Advances in Meteorology (Jan 2018)
Intercomparison of Downscaling Techniques for Satellite Soil Moisture Products
Abstract
During recent decades, various downscaling methods of satellite soil moisture (SM) products, which incorporate geophysical variables such as land surface temperature and vegetation, have been studied for improving their spatial resolution. Most of these studies have used least squares regression models built from those variables and have demonstrated partial improvement in the downscaled SM. This study introduces a new downscaling method based on support vector regression (SVR) that includes the geophysical variables with locational weighting. Regarding the in situ SM, the SVR downscaling method exhibited a smaller root mean square error, from 0.09 to 0.07 m3·m−3, and a larger average correlation coefficient increased, from 0.62 to 0.68, compared to the conventional method.
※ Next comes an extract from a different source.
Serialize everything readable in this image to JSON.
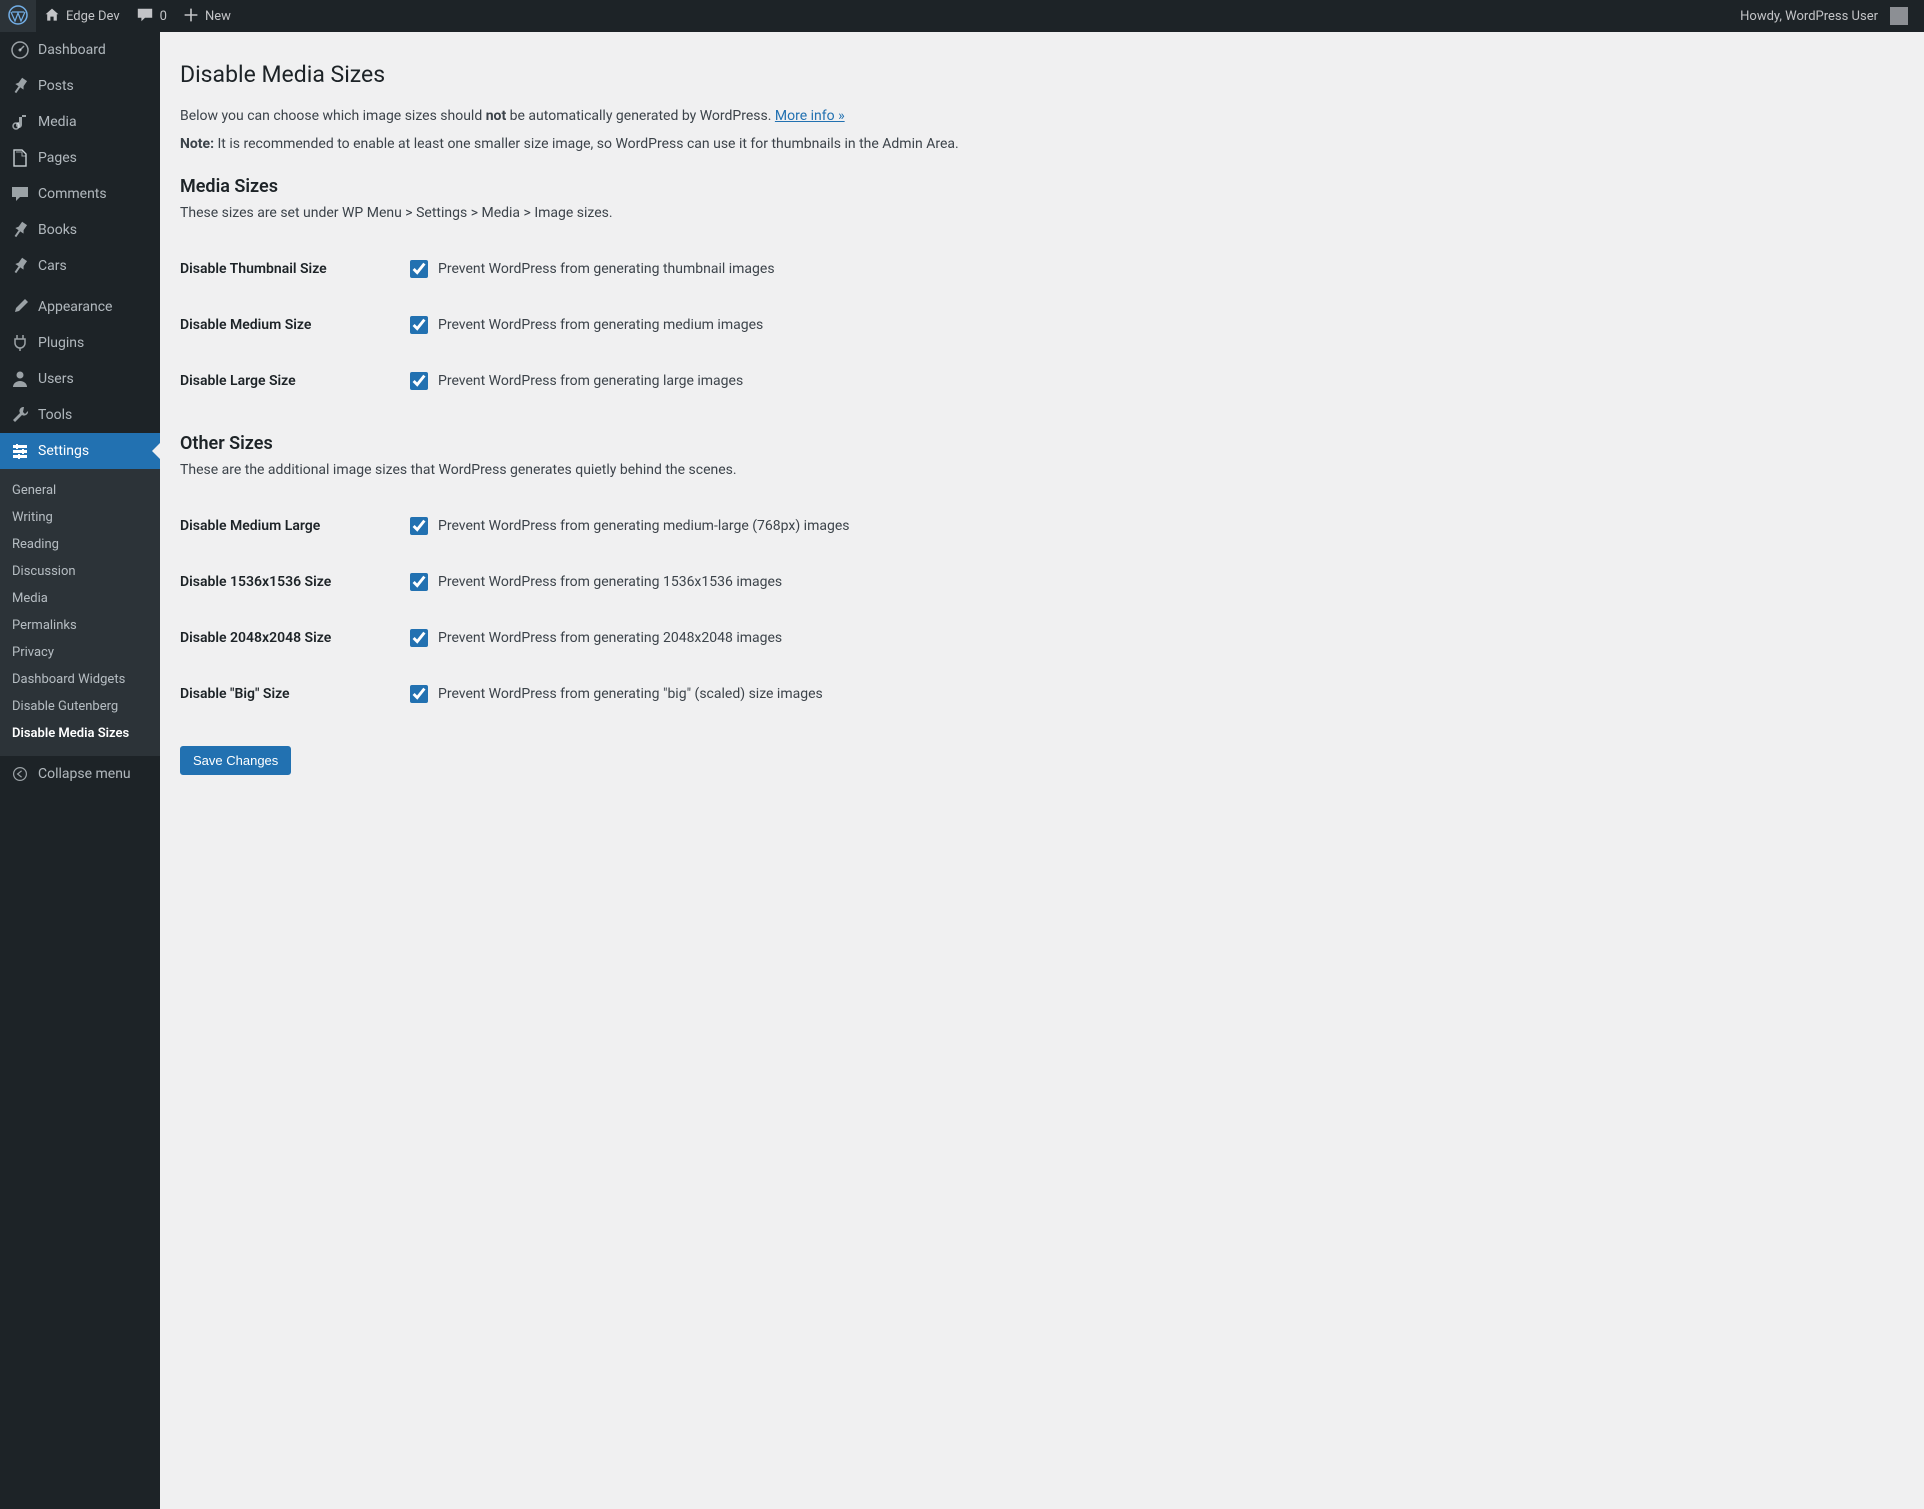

In addition, the SM downscaled using the SVR method had a greater statistical resemblance to that of the original advanced scatterometer SM. A residual magnitude analysis for each model with two independent variables was performed, which indicated that only the residuals from the SVR model were not well correlated, suggesting a more effective performance than regression models with a significant contribution of independent variables to residual magnitude. The spatial variations of the downscaled SM products were affected by the seasonal patterns in temperature-vegetation relationships, and the SVR downscaling method showed more consistent performance in terms of seasonal effect. Based on these results, the suggested SVR downscaling method is an effective approach to improve the spatial resolution of satellite SM measurements.